Although more often locking horns with the Biden administration, the Republicans labeled the efforts the right move to combat China. Along the way, they called out the Chinese Communist Party (CCP) and the Chinese state-owned company ZPMC in particular, for its manufacturing of the majority of ship-to-shore cranes at U.S. ports. They also noted that the cranes’ operational components are typically manufactured by the Swiss firm ABB, a close partner of ZPMC and the U.S. government.

Republican lawmakers have accused ABB in particular of failing to cooperate in good faith with committees and lacking urgent response to calls for increased security. This, they added, further emphasized a need to increase domestic production of critical components.

“The United States must not give the CCP another way to infiltrate our critical infrastructure, conduct surveillance and espionage, steal intellectual property, and potentially throttle our port activity altogether,” the lawmakers wrote. “The threat is real—we now know Chinese-affiliated hackers, Volt Typhoon, maintained access to our critical infrastructure, including the maritime sector, for five years before discovery.”

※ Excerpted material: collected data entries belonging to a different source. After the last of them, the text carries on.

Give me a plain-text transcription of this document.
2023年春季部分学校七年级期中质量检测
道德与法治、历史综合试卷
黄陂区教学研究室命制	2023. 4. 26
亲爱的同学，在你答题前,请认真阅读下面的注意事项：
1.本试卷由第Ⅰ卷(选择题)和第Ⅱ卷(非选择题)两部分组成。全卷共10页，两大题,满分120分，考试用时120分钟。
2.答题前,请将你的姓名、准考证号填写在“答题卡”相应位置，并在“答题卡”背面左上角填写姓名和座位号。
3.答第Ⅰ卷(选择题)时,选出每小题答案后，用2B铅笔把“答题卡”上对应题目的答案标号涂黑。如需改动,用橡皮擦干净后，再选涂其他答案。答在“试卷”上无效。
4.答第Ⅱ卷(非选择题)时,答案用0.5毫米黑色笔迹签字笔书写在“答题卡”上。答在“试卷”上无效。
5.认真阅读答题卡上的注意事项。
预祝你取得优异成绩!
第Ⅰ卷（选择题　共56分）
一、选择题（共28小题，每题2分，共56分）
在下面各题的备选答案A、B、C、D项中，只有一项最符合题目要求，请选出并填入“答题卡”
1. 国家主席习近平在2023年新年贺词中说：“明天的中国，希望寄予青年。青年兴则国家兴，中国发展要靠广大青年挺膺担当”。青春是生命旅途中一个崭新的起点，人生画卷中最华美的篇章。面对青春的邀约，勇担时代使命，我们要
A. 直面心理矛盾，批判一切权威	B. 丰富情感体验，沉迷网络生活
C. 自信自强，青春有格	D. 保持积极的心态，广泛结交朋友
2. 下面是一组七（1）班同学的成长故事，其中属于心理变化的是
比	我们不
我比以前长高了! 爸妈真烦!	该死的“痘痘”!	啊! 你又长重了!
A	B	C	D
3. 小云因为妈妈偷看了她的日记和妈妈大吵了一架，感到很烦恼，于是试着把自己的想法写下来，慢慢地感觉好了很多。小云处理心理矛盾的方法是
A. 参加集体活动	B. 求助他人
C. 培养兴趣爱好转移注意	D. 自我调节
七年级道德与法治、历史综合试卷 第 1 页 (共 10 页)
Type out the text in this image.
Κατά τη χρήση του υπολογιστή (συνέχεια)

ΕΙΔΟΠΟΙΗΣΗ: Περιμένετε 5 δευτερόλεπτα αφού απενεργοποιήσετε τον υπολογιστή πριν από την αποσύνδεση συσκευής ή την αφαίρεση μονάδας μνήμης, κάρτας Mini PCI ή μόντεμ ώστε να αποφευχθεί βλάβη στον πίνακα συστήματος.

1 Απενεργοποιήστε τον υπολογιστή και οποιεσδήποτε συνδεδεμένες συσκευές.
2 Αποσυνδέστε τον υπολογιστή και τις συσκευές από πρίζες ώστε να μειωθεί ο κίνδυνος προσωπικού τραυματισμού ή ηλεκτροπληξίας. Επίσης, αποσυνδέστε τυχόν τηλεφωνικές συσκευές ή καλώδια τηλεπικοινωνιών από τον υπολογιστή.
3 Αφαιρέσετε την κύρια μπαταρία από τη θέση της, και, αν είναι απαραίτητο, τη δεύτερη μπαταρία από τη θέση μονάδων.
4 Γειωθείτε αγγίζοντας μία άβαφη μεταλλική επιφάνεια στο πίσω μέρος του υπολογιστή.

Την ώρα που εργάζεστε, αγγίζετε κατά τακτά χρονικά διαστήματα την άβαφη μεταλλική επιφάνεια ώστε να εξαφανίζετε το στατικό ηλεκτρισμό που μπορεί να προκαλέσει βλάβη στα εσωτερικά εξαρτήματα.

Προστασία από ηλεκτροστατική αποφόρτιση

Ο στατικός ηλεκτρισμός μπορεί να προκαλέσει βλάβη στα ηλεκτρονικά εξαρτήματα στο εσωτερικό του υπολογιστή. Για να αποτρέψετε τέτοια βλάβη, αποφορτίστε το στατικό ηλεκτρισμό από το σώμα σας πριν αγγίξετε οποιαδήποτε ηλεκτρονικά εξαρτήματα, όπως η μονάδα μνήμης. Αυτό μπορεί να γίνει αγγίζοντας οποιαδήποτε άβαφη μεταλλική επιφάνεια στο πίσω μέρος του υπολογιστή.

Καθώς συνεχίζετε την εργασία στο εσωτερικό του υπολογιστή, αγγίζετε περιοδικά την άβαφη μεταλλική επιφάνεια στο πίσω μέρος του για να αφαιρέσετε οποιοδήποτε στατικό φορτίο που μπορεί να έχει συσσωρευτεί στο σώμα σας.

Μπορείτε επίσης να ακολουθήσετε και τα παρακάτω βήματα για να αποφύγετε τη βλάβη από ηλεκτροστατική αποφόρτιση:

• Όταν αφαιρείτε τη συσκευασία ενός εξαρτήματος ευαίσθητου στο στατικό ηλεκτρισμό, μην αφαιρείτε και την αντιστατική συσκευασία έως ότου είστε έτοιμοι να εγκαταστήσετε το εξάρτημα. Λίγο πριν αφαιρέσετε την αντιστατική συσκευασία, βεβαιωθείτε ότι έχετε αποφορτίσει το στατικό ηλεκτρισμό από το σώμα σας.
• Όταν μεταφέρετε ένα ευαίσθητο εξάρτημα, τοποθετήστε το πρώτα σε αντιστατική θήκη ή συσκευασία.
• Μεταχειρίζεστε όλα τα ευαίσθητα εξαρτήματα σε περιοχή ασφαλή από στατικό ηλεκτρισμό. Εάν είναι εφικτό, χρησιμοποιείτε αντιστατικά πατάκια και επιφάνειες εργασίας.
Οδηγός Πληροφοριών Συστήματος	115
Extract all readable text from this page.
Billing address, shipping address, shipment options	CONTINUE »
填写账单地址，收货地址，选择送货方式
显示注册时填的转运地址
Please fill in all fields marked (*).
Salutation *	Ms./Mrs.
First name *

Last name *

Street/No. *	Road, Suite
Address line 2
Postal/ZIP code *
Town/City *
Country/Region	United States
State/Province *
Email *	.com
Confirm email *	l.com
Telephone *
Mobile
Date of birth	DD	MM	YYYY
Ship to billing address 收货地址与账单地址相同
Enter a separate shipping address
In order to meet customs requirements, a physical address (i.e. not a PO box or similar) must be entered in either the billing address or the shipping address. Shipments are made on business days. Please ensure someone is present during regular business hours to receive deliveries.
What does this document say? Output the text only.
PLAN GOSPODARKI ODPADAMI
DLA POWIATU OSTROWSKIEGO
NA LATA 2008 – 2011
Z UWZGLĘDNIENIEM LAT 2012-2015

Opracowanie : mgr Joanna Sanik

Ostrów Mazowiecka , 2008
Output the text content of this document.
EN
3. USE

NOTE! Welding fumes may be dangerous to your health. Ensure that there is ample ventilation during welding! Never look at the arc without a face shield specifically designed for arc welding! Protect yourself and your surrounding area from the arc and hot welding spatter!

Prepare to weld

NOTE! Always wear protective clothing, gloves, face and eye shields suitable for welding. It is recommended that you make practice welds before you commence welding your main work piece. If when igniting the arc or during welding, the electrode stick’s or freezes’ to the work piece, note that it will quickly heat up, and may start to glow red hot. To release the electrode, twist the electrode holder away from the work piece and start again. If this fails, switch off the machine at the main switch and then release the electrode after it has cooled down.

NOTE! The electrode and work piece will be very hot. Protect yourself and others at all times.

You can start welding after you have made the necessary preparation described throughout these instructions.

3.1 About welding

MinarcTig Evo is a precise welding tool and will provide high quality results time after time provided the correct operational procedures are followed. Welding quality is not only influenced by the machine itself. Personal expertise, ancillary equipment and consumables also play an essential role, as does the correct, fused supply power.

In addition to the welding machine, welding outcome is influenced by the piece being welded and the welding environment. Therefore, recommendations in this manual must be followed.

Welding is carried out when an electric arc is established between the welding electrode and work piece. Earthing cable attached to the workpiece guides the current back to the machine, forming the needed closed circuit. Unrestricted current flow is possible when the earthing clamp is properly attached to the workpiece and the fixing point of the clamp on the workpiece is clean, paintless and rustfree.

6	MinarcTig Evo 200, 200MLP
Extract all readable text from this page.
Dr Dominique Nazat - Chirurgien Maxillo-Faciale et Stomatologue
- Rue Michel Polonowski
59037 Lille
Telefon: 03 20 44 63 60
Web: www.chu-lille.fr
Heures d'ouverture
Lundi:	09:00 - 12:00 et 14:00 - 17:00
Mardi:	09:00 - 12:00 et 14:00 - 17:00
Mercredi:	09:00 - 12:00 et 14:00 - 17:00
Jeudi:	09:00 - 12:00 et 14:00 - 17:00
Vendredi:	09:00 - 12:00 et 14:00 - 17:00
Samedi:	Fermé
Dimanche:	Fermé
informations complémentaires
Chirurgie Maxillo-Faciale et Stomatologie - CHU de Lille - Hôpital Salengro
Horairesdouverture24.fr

The words followed a long investigation by several House committees, including the House Committee on Homeland Security, Subcommittee on Transportation and Maritime Security, Subcommittee on Counterterrorism, Law Enforcement, and Intelligence, and the Select Committee on the Chinese Communist Party.

Last week, the White House announced that President Joe Biden would sign an executive order to boost the Department of Homeland Security’s authority over maritime cyber threats, giving the Coast Guard in particular new abilities to respond to malicious cyber activity and control the movement of vessels presenting a known or suspected cyber threat. On top of this, the Coast Guard will issue a maritime security directive on cyber risk management actions for ship-to-shore cranes manufactured in China and used at U.S. commercial strategic ports.

Already, the Coast Guard had issued a notice of proposed rulemaking on cybersecurity in the marine transportation system, laying out ways to strengthen digital MTS control systems and networks through the establishment of minimum cybersecurity requirements.

Along with the mandates, the administration announced that it would rebuild the U.S. industrial capacity so as to produce port cranes with trusted partners, rather than China. It will invest more than $20 billion to this end for U.S. port infrastructure over the next five years. PACECO Corp., a U.S.-based subsidiary of Mitsui E&S Co. Ltd. of Japan, will reportedly onshore U.S. manufacturing capacity for its crane production as a result.

“This announcement does not end the threat, but it is a meaningful step to counter it,” the lawmakers wrote after that announcement. “The follow-through will be essential. We will continue conducting a rigorous investigation into the threats posed by the CCP’s access to our ports. Our Committees will continue urging the Biden administration to strengthen the resilience of our critical infrastructure and to resolve vulnerabilities in our supply chains.”

As a result, the House Homeland Security Subcommittee on Transportation and Maritime Security will also hold a hearing on Feb. 29, 2024 at 10 a.m. to further discuss the perceived Chinese threat.